But I have researched the building, and I do have a problem or two with the Louisiana Sports Hall of Fame & Northwest Louisiana History Museum.
(What about those lengthy appellations? LSHF&NLHM is certainly a mouthful. I first heard about it in a Smithsonian Channel documentary about its construction. And locals pronounce the town's name as merely Nackitish.)
The building in question is the white-roofed structure squeezed into half of this trapezoidal lot where Front Street turns into Washington Street, just north of the Natchitoches business district. Its smaller square neighbor is the 1830 Pioneer Land Office and Bank Building, now operating as the Pioneer Pub. They both face the Cane River Lake, a hundred yards to the east.

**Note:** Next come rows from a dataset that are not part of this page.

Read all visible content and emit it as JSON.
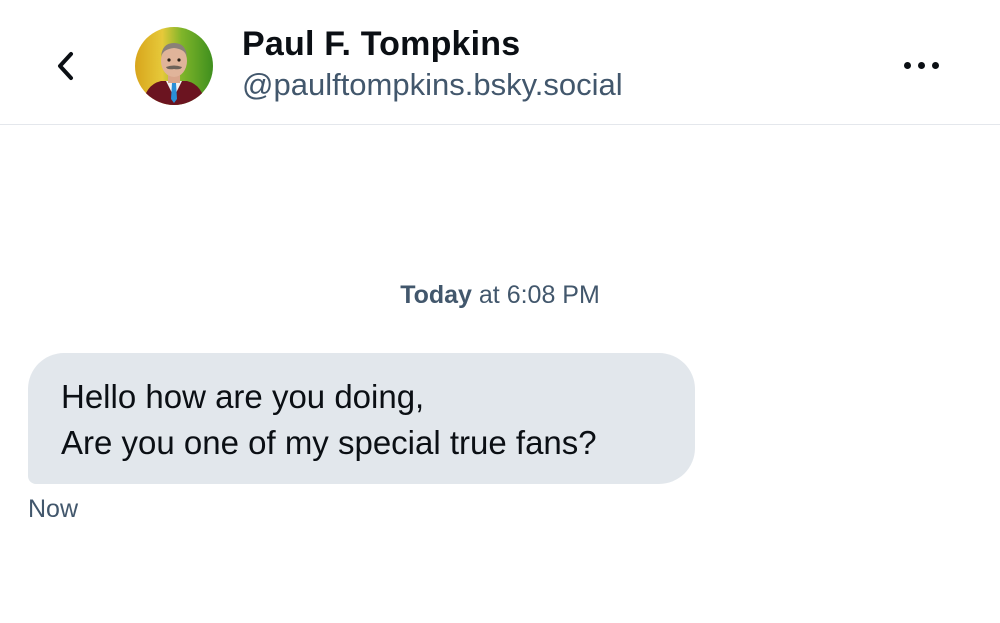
{
  "header": {
    "back_icon": "chevron-left-icon",
    "contact_name": "Paul F. Tompkins",
    "contact_handle": "@paulftompkins.bsky.social",
    "more_icon": "ellipsis-icon"
  },
  "conversation": {
    "date_separator": {
      "day": "Today",
      "time": "at 6:08 PM"
    },
    "messages": [
      {
        "lines": [
          "Hello how are you doing,",
          "Are you one of my special true fans?"
        ],
        "time": "Now"
      }
    ]
  },
  "colors": {
    "bubble_background": "#e2e7ec",
    "secondary_text": "#42576c",
    "primary_text": "#0b0f14",
    "divider": "#e4e7ec"
  }
}
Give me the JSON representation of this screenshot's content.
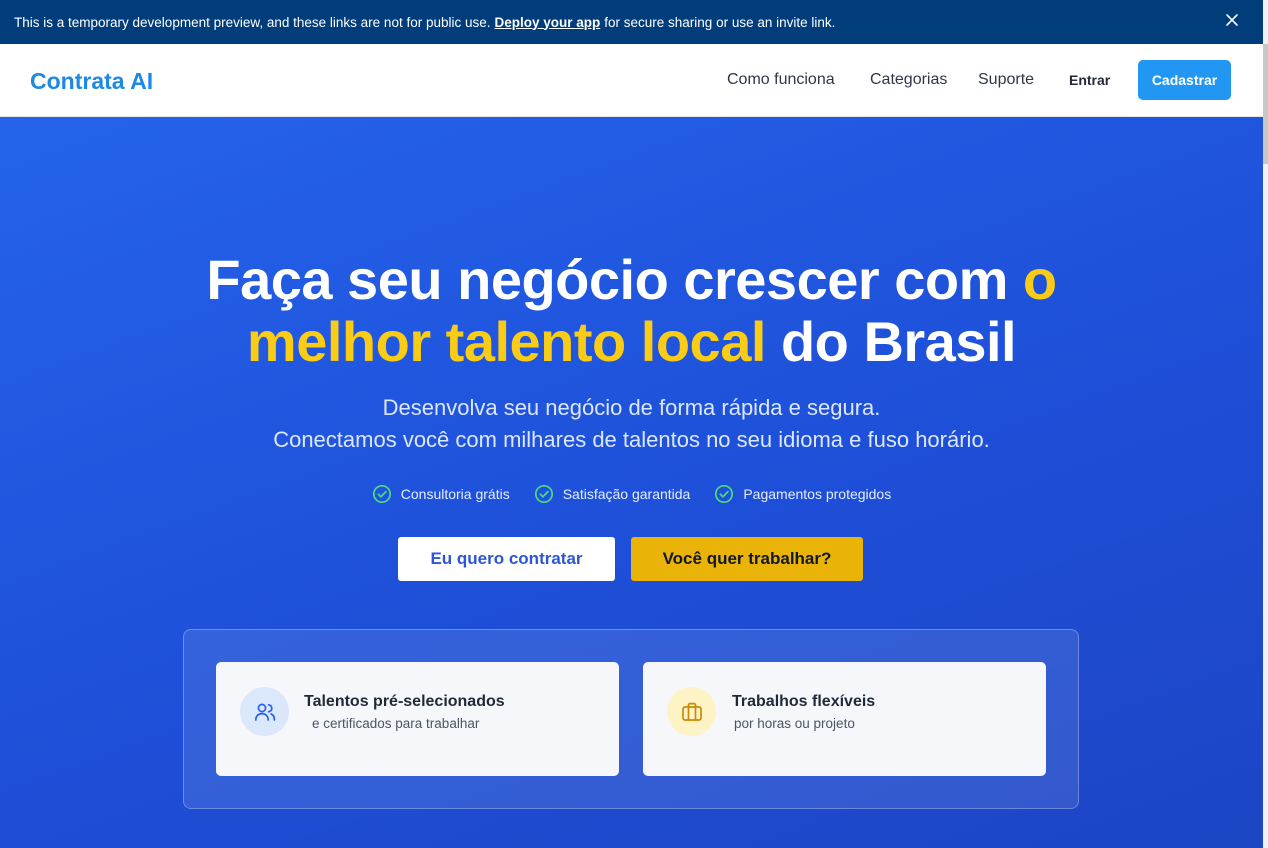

In contrast, the interior is a series of twisting passageways inspired by the flowing water of the area's rivers. The light-colored panels are attached to a steel framework. Their complex shapes could have been fabricated from lighter materials, but instead they're made out of cast stone slabs several inches thick, the largest weighing nearly five tons.
But these fantastic passageways are virtually empty except for a few people and one apparently lost car.
By the way, why does a local history museum have to share space with a statewide sports hall of fame? I suppose there's one advantage: visiting fans of Shaq and Pete Maravich and Archie Manning might inadvertently learn some history.